You purchase a chainsaw, and can buy one of two types of batteries to power it, namely Duxcell and Infinitycell. Batteries of each type have lifetimes before recharge that can be assumed independent and Normally distributed. The mean and standard deviation of the lifetimes of the Duxcell batteries are 10 and 2 minutes respectively, the mean and standard deviation for the Infinitycell batteries are 19 and 2 minutes respectively.
Part a) What is the probability that a Duxcell battery will last longer than an Infinitycell battery? Give your answer to two decimal places.

Part b) What is the probability that an Infinitycell battery will last more than twice as long as a Duxcell battery? Give your answer to two decimal places.

Part c) You are going to cut down a large tree and do not want to break off from the job to recharge your chainsaw battery. You buy two Duxcell batteries, and plan to use one until it runs out of power, after which you immediately replace it with the second battery. How long (in minutes) can the job last so that with probability 0.75 you can complete the job using the two Duxcell batteries in sequence?

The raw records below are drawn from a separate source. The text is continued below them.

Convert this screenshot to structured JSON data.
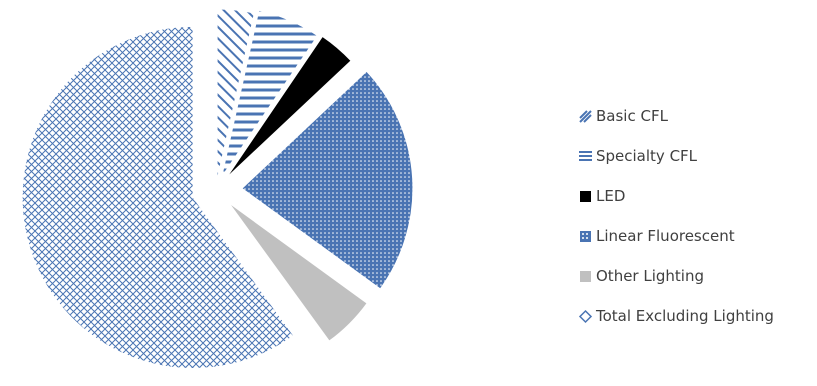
{
  "chart_data": {
    "type": "pie",
    "title": "",
    "legend_position": "right",
    "categories": [
      "Basic CFL",
      "Specialty CFL",
      "LED",
      "Linear Fluorescent",
      "Other Lighting",
      "Total Excluding Lighting"
    ],
    "values": [
      3.5,
      6.0,
      3.5,
      22.0,
      5.0,
      60.0
    ],
    "exploded": true,
    "series": [
      {
        "values": [
          3.5,
          6.0,
          3.5,
          22.0,
          5.0,
          60.0
        ]
      }
    ],
    "slices": [
      {
        "label": "Basic CFL",
        "value": 3.5,
        "color": "#4a74b3",
        "pattern": "diagonal-stripes"
      },
      {
        "label": "Specialty CFL",
        "value": 6.0,
        "color": "#4a74b3",
        "pattern": "horizontal-stripes"
      },
      {
        "label": "LED",
        "value": 3.5,
        "color": "#000000",
        "pattern": "solid"
      },
      {
        "label": "Linear Fluorescent",
        "value": 22.0,
        "color": "#4a74b3",
        "pattern": "dotted-grid"
      },
      {
        "label": "Other Lighting",
        "value": 5.0,
        "color": "#c0c0c0",
        "pattern": "solid"
      },
      {
        "label": "Total Excluding Lighting",
        "value": 60.0,
        "color": "#4a74b3",
        "pattern": "crosshatch"
      }
    ]
  },
  "legend": {
    "items": [
      "Basic CFL",
      "Specialty CFL",
      "LED",
      "Linear Fluorescent",
      "Other Lighting",
      "Total Excluding Lighting"
    ]
  },
  "colors": {
    "accent_blue": "#4a74b3",
    "led_black": "#000000",
    "other_gray": "#c0c0c0",
    "legend_text": "#404040"
  }
}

Provide your answer to 1 decimal place.

Homework Equations

[/B]
z=(x-mean)/StdDev

The Attempt at a Solution

Just wanted to verify something quickly, for part b I had to use sqrt(20) as my standard deviation. I got this because I added the standard deviation of each battery:
sqrt(2^2 (for the infinitycell) + 4^2 (for the duxcell))

Meanwhile for part c), the total standard deviation I used was sqrt(2^2 +2^2), since it is 2 for each (duxcell).

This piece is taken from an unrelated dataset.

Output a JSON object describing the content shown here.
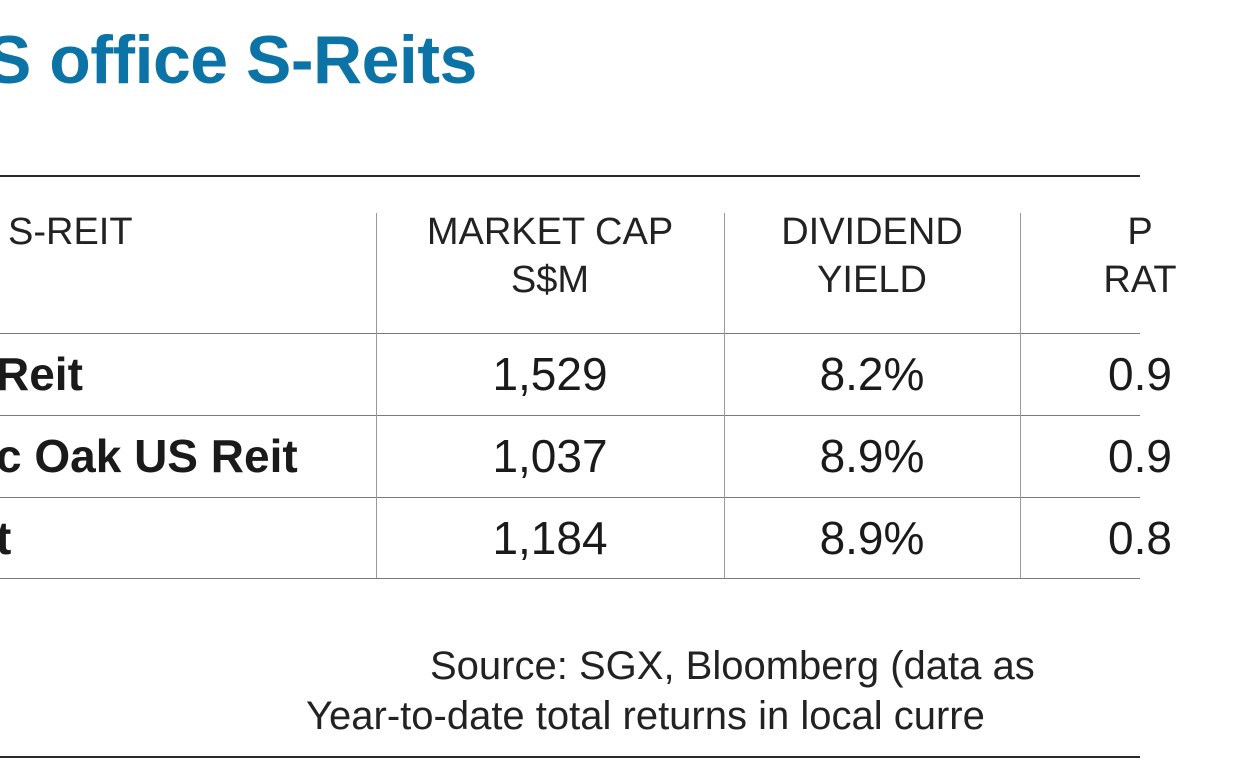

My question is, in part b I could simply double the duxcell battery standard deviation, while in c I had to treat each battery standard deviation separately, and first convert to variance before i could add them. Is this due to the difference between double the duration (part b) and two batteries in sequence (part c)?

Thanks

 

[Ray Vickson]

Homework Statement

You purchase a chainsaw, and can buy one of two types of batteries to power it, namely Duxcell and Infinitycell. Batteries of each type have lifetimes before recharge that can be assumed independent and Normally distributed. The mean and standard deviation of the lifetimes of the Duxcell batteries are 10 and 2 minutes respectively, the mean and standard deviation for the Infinitycell batteries are 19 and 2 minutes respectively.
Part a) What is the probability that a Duxcell battery will last longer than an Infinitycell battery? Give your answer to two decimal places.

Part b) What is the probability that an Infinitycell battery will last more than twice as long as a Duxcell battery? Give your answer to two decimal places.

Part c) You are going to cut down a large tree and do not want to break off from the job to recharge your chainsaw battery. You buy two Duxcell batteries, and plan to use one until it runs out of power, after which you immediately replace it with the second battery. How long (in minutes) can the job last so that with probability 0.75 you can complete the job using the two Duxcell batteries in sequence?

Provide your answer to 1 decimal place.

Homework Equations

[/B]
z=(x-mean)/StdDev

The Attempt at a Solution

Just wanted to verify something quickly, for part b I had to use sqrt(20) as my standard deviation. I got this because I added the standard deviation of each battery:
sqrt(2^2 (for the infinitycell) + 4^2 (for the duxcell))

Meanwhile for part c), the total standard deviation I used was sqrt(2^2 +2^2), since it is 2 for each (duxcell).

My question is, in part b I could simply double the duxcell battery standard deviation, while in c I had to treat each battery standard deviation separately, and first convert to variance before i could add them. Is this due to the difference between double the duration (part b) and two batteries in sequence (part c)?

Thanks

If $X_d$ is the Duxcell lifetime and $X_i$ is the Infinitycell lifetime, in part (b) you want to know $P(X_i > 2 X_d)$, which is the same as $P( X_i - 2X_d > 0)$. What can you say about the random variable $Y = X_i - 2X_d$?